Speaking of good food, I got this email from Sr. Joan Chittister, OSB, the other day. She's one of my favorite Catholic writers, in part because her writing and ideas are accessible, and also because she sees the value in other faiths, which, as you probably know, is very important to me (and if not, you do now!). This time, she wrote about the value of feasts. Here a few of my favorites among her "10 Thanksgiving Thoughts."
- It's important to dot our lives with unscheduled as well as scheduled feast days. That way we remember that we are able to make joy as well as to expect it...
- A Jewish proverb teaches us: "Worries go down better with soup." Treating food as a sacrament rather than a necessity reminds us that, in the end, there is always more good in life than bad. The trick is to notice it.
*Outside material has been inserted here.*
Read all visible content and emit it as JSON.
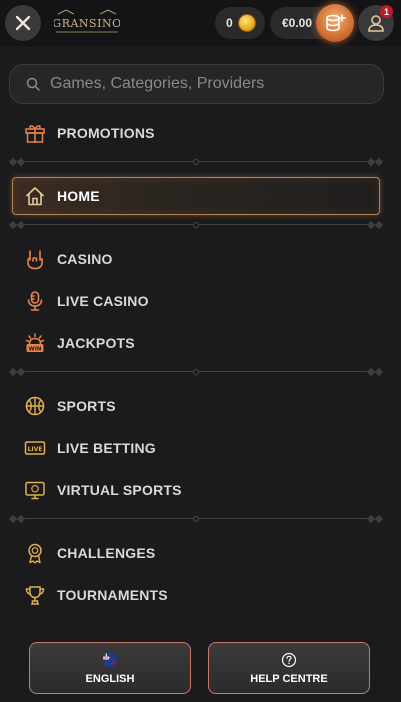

- To love good food is a measure of our love of life. Food preparation teaches us to do everything we can to make life palatable, spicy, comforting, full of love.
- One purpose of feasting is to get back in touch with the earth that sustains us, to glorify the God that made it, and to pledge ourselves to save the land that grows our food.
- In this country, we are conditioned to think that taking time to eat together, to make a meal an event rather than an act, takes time from the important things in life. That may be exactly why we are confused now about what the important things in life really are...
- To be feasted is to live outrageously.
To read the rest of Sr. Joan's thoughts on feasting, click here.
I thank God that I can even think about feasting, something some can't even dare to hope for. I pray that God will use me as an instrument to give others the opportunity to experience this right (not privilege) as well.
Happy Thanksgiving, wherever you are.